Distratto, spendaccione, con la testa sulle nuvole, anche lui dubita di se stesso, si definisce “uno sbandato, un emarginato dal consesso umano, né carne né pesce né niente”. È chiaramente un personaggio in ricerca.
Nell’esistenza un po’ sbalestrata di Arturo compare poi Camilla, una ragazza messicana, anche lei dunque appartenente a una minoranza e quindi “diversa” per definizione.
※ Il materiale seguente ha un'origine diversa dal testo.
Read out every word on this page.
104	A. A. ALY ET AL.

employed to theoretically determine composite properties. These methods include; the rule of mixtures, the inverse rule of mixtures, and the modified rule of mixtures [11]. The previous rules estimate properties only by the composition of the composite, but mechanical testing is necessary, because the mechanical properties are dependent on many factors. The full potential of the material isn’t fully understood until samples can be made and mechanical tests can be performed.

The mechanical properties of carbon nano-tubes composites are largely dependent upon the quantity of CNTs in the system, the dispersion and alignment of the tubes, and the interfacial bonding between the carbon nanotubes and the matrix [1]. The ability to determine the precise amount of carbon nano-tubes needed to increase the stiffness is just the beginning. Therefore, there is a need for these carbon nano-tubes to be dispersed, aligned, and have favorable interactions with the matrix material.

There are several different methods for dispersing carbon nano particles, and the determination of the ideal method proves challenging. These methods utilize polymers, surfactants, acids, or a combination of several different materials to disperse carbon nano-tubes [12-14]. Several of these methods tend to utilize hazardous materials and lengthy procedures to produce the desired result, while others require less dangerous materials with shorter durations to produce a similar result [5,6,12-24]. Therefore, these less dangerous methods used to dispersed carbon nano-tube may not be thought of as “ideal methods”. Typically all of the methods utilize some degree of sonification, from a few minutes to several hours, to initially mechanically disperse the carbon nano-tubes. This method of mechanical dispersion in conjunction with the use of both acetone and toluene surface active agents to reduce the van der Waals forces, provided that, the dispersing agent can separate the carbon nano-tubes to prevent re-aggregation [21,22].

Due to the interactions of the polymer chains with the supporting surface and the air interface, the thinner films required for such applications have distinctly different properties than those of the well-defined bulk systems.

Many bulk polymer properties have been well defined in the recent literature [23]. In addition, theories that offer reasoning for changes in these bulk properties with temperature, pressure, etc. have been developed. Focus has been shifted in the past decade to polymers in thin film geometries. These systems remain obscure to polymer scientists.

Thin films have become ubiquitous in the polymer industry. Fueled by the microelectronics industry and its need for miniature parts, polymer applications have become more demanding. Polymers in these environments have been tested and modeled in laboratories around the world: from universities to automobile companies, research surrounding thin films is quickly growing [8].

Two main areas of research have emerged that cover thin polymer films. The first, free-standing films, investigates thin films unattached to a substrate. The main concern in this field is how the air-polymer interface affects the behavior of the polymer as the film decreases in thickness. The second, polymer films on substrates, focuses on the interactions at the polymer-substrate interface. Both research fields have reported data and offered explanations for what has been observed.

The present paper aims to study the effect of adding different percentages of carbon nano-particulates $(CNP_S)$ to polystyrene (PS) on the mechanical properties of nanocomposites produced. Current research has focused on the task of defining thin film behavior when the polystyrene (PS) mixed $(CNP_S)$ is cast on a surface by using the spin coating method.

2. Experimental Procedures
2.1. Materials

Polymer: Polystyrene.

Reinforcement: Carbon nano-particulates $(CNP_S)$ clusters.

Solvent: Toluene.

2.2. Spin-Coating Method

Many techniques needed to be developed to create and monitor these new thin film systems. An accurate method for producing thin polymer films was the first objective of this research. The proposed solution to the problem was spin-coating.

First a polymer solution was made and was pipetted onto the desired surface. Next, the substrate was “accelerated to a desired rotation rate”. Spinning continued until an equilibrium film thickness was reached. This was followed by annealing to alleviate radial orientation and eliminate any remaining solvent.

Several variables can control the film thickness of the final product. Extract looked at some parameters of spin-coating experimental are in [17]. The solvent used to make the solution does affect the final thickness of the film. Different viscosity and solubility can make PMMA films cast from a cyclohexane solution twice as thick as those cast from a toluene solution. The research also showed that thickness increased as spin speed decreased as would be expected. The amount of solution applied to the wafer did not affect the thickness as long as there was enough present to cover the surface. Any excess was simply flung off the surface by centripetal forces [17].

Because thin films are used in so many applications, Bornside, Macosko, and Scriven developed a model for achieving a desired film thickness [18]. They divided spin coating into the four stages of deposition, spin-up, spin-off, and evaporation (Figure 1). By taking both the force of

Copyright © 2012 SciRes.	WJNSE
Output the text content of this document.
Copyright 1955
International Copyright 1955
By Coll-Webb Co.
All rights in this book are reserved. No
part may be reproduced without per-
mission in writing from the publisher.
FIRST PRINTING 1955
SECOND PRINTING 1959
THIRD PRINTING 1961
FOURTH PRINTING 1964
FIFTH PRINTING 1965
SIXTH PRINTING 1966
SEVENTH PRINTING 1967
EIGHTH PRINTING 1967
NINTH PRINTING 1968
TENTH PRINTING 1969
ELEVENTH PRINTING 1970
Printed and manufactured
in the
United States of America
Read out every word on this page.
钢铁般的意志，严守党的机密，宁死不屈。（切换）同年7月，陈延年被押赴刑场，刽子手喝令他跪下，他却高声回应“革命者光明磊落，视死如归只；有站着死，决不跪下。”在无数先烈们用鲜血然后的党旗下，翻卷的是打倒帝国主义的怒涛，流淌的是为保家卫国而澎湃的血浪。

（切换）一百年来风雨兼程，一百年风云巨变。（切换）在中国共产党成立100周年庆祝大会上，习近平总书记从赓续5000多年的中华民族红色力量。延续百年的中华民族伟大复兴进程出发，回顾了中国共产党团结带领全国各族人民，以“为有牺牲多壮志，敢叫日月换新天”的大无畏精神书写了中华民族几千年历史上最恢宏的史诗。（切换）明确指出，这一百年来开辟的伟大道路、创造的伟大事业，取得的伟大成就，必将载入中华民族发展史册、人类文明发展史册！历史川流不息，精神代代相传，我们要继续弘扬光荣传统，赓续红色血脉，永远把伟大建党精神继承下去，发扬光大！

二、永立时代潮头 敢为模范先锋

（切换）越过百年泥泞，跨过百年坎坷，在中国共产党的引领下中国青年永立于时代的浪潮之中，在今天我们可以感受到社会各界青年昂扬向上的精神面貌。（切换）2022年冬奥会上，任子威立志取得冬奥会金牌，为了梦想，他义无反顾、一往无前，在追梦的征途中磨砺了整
Con Camilla, Arturo intreccia una strana relazione, che lo porterà per un momento verso tutt’altre braccia, quelle di una donna matura. Vicende che causeranno una sorta di terremoto in Arturo, che si accompagnerà poi a un terremoto vero, quasi a dare maggior risalto al cambiamento. E, poco per volta, dopo una specie di ritorno un po’ opportunistico alla tradizione religiosa, evidentemente tramandatagli dalla famiglia, Arturo trova la sua strada e scrive pagine e pagine.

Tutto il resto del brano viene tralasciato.